Eines dabei ist allerdings klar: Dorthin kommen wir nur, wenn wir Organisations- und Personalentwicklung in unseren Behörden professionalisieren. Das bedeutet Förderung von Lernstrukturen, Ausstattung von Abteilungen, Kompetenzentwicklung von Bildungsakteur*innen und ein Commitment auf die Wichtigkeit dieses Bereichs für die Entwicklung von Behörden. Diese Forderungen muten wie ein alter Hut an und genau das sind sie auch. Allerdings sollten wir nicht müde werden, genau diese Professionalisierung einzufordern. Eigentlich wissen wir alle, dass genau dies nötig ist, um die Arbeit in Behörden in allen Bereichen auf ein höheres Niveau zu heben. Warum das nicht funktioniert, darüber kann nur spekuliert werden.
Uns drängt sich am Lehrstuhl allerdings ein Gedanke auf: Personalmanagement ist ein Konzept, welches aus einem betriebswirtschaftlichen Mindset entstammt.

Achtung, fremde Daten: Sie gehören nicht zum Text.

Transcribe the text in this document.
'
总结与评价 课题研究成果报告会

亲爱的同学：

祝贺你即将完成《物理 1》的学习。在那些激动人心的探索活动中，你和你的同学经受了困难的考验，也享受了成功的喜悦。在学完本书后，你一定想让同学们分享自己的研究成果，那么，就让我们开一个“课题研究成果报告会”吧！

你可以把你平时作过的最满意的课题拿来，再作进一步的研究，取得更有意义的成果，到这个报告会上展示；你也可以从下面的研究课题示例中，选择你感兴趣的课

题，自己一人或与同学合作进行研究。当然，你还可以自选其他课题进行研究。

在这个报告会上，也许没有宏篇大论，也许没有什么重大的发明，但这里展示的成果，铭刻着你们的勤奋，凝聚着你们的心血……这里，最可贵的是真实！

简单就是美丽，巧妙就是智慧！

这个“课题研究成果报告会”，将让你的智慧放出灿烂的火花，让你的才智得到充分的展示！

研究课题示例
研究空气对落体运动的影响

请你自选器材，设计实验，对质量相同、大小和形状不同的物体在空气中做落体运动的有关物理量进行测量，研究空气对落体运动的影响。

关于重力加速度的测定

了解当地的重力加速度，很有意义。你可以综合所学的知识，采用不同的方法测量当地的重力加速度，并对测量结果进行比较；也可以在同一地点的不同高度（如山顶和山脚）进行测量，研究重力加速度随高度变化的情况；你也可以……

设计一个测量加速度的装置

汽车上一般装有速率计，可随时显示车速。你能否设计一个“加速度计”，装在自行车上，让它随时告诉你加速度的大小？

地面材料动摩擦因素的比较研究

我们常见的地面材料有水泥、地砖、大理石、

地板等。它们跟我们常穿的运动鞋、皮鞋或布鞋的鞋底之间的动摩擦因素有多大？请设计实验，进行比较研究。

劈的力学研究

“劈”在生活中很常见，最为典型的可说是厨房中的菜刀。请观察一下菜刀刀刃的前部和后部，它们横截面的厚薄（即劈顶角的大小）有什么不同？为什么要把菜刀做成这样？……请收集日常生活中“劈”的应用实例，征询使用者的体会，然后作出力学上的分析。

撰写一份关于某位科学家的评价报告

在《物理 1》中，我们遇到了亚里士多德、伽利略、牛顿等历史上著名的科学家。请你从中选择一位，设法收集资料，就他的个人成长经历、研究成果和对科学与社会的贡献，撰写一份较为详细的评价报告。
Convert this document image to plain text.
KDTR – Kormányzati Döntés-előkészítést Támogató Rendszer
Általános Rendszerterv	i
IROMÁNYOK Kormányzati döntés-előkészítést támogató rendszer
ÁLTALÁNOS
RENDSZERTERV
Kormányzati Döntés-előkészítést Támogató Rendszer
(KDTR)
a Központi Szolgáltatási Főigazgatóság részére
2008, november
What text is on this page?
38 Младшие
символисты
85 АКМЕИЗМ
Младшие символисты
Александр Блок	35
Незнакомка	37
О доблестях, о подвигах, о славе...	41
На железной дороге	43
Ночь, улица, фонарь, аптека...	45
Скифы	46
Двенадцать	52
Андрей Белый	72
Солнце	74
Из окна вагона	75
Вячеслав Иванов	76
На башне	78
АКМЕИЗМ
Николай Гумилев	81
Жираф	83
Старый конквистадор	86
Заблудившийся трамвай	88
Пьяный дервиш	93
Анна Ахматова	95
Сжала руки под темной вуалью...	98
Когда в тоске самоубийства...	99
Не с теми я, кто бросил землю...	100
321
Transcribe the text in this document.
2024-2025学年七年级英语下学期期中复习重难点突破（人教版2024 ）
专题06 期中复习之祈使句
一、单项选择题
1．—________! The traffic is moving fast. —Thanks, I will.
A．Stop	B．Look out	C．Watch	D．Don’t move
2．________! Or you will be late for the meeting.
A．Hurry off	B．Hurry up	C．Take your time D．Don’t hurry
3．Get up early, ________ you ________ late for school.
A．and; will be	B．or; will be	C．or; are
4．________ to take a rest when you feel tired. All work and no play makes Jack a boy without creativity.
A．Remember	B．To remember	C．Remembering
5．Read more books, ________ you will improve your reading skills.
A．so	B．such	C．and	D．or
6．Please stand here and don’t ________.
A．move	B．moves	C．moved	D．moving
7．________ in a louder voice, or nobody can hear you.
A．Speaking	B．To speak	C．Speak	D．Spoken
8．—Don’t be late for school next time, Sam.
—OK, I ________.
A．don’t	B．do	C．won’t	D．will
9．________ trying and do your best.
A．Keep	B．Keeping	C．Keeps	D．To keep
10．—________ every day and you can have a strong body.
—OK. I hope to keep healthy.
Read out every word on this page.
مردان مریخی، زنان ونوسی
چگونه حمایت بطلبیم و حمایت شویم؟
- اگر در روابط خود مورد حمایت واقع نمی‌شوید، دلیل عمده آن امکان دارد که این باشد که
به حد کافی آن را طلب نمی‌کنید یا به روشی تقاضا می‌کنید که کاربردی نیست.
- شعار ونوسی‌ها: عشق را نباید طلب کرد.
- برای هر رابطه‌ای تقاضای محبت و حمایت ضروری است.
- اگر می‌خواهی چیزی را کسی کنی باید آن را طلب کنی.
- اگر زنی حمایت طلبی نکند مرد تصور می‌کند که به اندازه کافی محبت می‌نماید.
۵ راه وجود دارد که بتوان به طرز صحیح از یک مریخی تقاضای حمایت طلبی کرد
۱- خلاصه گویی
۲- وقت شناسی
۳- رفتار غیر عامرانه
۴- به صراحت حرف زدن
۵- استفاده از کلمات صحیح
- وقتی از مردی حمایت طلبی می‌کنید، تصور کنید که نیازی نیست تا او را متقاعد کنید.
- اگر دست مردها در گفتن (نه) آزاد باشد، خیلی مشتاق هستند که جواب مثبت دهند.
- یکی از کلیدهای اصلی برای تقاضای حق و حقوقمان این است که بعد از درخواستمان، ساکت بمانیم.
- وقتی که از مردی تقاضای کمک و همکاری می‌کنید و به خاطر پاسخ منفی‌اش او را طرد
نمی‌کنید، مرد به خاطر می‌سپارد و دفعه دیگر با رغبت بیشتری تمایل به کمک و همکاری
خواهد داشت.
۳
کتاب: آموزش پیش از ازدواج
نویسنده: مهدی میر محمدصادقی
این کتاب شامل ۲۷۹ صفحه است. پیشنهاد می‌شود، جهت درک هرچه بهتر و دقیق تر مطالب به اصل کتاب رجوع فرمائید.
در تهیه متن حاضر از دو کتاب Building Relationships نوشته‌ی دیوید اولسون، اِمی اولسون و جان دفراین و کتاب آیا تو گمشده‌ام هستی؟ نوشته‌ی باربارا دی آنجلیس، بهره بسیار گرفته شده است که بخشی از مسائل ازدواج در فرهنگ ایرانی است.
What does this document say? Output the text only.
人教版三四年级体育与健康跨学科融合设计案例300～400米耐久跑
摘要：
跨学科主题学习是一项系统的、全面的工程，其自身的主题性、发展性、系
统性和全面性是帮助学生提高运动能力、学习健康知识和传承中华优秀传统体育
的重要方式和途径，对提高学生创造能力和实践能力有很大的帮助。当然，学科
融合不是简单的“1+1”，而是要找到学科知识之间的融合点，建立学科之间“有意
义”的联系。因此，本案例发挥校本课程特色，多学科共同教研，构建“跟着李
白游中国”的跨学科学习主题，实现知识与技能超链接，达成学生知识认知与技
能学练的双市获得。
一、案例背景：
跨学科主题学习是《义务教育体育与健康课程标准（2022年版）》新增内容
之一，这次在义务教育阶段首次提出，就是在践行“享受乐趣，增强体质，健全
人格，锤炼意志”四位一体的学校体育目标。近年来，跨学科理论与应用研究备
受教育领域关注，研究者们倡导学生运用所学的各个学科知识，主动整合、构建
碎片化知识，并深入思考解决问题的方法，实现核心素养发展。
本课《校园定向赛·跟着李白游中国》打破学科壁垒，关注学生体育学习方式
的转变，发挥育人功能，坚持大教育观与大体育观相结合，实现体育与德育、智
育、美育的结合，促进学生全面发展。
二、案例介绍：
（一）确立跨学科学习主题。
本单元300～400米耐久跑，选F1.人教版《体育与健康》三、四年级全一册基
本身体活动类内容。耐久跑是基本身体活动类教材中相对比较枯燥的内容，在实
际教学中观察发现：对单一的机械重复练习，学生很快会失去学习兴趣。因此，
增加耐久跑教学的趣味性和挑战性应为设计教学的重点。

Jegliche Beschaffungs-, Qualifizierungs-, Steuerungs- und Verwaltungskonzepte setzen auf einer Strategie auf, welche der Betrieb zunächst vorgibt. Also: „strategy first, conception second“. Aber verfolgen wir betriebswirtschaftliche Strategien, mit all ihren Hebeln, in der öffentlichen Verwaltung? Sind politische Strategien mit betriebswirtschaftlichen gleichzusetzen? Wir denken nicht. Daher ist es unabdingbar, dass wir mittels Organisationsforschung in Behörden zu Personalkonzepten gelangen, die passender für die öffentliche Verwaltung sind. Bis dahin können wir die öffentliche Verwaltung nur eindringlich darauf hinweisen, dass ihre Bemühungen im Bereich Bildung und Lernen unzureichend sind und dass auch das Interesse der Belegschaft am Lernen zu gering ist. Es existiert eine Kultur des Nichtlernens, welche uns bei der Digitalen Transformation auf die Füße fällt. Denn eine Belegschaft die nicht reif für digitale Themen ist, wird z. B. KI weder passiv noch aktiv jemals für sich nutzen können.
Dominik Modrzyński ist Wissenschaftlicher Mitarbeiter der Betriebspädagogik an der Universität Magdeburg. Dort forscht er zu Organisations- und Personalentwicklung in der Digitalen Transformation in der öffentlichen Verwaltung. Als Inhaber des otto|future|hub unterstützt er Behörden und Unternehmen bei der Entwicklung von Organisationen und Teams im Kontext von Agilität, New Work und Führung.